016 中国の経済成長と地球温暖化について考える [Oct 9, 2007]

この間マカオに行った時、広州国際空港から珠海を経由して現地入りしたのだが、その際バスから見ていて驚いたのは、広州でも、珠海でも、経済成長により高層マンションがどんどん建設されていたことである。あちらは地震が少ないので、例の竹の足場で30階建て40階建てのマンションなど平気で作ってしまう。そして、そのそれぞれの窓の外には、エアコンの室外機が備え付けられているのである。

それを見て思い出したのは、昔住んでいた総武線沿線のマンションである。ここは、総戸数が約500あって当時としては大規模な分譲マンションだったが、造りが古くて、12棟ある建物のそれぞれに最大アンペア数の制約があった。だから、各家庭のアンペアも最大40Aまでという管理組合の規則があるのだけれど、たかだか40Aだから各部屋(標準で3LDK)にエアコンを付けるとすればこれでは足りない。

だからそういう人はこっそり東京電力に電話して50Aとか60Aに上げてしまうのだが、みんながそれをやった日には棟全体のブレーカーが飛んでしまうので、そういうことを見つけると下げろといいに行くのが管理組合の役員の仕事だったのである。実はくじ引きで役員に当たってそういう仕事があまりにも嫌なので年度途中で引っ越してしまったのであった(他にも滞納者の対応とか管理会社とのやりとりとか、修繕とかいろいろ)。

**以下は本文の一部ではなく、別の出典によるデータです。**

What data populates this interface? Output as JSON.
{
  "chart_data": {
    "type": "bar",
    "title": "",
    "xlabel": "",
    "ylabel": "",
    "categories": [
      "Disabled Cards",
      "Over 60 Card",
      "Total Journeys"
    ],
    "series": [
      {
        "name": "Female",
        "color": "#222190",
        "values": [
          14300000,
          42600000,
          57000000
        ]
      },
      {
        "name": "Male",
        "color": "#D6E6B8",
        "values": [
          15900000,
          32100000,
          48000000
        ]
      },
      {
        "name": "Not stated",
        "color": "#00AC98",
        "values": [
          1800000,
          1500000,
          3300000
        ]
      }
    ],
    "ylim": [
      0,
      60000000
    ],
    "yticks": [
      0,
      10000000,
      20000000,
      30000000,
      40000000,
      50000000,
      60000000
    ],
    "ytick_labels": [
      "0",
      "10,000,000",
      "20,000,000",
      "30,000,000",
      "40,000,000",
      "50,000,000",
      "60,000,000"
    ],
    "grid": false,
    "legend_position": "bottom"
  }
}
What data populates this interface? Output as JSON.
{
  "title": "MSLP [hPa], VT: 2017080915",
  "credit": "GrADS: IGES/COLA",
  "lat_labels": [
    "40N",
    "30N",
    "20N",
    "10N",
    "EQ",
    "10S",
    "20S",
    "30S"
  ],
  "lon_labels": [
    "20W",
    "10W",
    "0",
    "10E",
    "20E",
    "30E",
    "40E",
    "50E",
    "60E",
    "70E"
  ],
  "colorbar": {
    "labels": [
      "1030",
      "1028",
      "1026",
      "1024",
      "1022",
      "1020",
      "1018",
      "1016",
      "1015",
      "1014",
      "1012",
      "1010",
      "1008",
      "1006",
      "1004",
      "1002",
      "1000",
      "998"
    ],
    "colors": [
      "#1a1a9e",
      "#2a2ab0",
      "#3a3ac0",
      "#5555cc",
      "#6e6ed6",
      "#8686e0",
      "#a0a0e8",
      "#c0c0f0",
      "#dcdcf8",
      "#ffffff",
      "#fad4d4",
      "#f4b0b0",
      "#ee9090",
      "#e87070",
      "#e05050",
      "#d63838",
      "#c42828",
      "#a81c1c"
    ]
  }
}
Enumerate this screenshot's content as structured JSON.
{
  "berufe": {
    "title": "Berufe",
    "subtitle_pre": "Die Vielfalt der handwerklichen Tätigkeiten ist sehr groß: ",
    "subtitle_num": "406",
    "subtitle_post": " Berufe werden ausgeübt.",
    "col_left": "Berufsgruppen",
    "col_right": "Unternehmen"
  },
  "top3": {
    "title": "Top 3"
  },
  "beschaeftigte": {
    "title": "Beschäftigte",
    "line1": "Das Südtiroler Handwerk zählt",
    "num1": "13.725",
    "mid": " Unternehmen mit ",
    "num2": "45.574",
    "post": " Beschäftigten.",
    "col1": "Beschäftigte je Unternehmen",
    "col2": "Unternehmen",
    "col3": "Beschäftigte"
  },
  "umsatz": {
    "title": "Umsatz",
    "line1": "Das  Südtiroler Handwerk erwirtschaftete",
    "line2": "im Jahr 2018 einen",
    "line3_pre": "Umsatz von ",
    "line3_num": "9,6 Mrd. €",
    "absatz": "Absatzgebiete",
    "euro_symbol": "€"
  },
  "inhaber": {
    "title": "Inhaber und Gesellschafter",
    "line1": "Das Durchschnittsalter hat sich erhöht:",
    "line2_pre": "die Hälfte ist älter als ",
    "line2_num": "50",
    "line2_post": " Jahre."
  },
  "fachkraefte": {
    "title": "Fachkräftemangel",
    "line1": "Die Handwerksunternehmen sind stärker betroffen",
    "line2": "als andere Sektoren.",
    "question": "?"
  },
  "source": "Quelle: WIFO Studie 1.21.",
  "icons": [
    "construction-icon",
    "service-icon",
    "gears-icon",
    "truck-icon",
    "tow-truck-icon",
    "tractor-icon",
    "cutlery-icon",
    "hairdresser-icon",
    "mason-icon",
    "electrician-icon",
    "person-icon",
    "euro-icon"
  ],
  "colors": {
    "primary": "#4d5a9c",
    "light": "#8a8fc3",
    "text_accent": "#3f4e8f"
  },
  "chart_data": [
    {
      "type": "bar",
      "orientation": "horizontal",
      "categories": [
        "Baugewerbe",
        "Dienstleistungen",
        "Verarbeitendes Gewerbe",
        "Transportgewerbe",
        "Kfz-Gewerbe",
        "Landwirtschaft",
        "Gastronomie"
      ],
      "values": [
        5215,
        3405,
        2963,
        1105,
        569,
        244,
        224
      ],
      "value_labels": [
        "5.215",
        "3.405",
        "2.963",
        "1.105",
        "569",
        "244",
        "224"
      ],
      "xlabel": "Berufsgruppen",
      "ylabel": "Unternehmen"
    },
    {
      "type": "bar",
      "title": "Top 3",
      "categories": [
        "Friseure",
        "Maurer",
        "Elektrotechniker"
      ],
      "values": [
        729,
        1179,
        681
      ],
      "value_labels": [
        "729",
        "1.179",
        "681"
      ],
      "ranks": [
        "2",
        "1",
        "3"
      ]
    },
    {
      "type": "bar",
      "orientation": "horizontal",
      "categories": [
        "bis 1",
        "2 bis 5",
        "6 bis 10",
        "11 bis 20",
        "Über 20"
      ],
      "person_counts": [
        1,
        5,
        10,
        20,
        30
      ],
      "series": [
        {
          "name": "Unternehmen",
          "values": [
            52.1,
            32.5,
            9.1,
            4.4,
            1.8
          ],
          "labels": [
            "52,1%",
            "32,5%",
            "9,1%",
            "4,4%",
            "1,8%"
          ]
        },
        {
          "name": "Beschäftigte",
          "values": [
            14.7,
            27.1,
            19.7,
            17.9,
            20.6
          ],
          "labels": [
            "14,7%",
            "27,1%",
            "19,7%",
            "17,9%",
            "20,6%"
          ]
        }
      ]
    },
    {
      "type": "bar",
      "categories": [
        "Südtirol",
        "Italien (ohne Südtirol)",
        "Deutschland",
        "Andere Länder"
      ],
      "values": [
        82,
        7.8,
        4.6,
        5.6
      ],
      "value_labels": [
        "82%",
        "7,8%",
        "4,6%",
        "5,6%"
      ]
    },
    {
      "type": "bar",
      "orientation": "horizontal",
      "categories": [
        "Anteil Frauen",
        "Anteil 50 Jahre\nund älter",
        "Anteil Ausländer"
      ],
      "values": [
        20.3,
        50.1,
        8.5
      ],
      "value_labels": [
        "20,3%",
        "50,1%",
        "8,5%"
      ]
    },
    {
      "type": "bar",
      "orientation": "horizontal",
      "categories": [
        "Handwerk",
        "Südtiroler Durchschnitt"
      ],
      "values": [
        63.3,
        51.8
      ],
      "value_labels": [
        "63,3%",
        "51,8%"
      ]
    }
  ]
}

その時思ったのは、仮にも分譲マンションである以上、各部屋にエアコンを付ける自由くらいあっていいはずであるし、それぞれの家に事情があるのだから、一律に40Aなんて決めてもできないという家だってあるかもしれない(3世代で住んでたらどうするとか)。そして最初の購入者はそれを納得していたとしても、半分以上の家が売って引っ越しているのだから、後から来た奴が偉そうに言うななどと思っていては、納得は得られないだろうということであった。

そういうことが、地球温暖化についても言えるのではないだろうか。いま、発展途上国とされている国々の多くは「暑い」地域にある。そして今まではエアコンもなく過ごしてきたのだけれど、経済成長すれば当然快適な生活がしたいだろう。だとすれば、雨風にびくともしない頑丈な気密性のある家に住んではいけないだとか、住んでもいいけれどエアコンをつけるななどということが、誰が何の権利があって言えるのか、ということである。

みんながエアコンをつければ、いまのところ化石燃料(石炭・石油)を燃やして電気を作らなくてはならず、それは二酸化炭素の排出を経て地球温暖化を進めざるを得ない。地球温暖化を防止しようということは、経済成長しつつある人々に対して、快適な生活を送るなということを意味する。みんなで知恵を出し合ってとかいうきれい事が日本人は大好きだが、みんなで考えてもどうしようもないことはある。

わたし的には、それを止めることができるのは市場しかないと考えている。化石燃料や電力の値段が大幅に値上りして、食べるものと快適な生活と両方は選べないということにならない限り、二酸化炭素の排出量は下がらないものと思われる。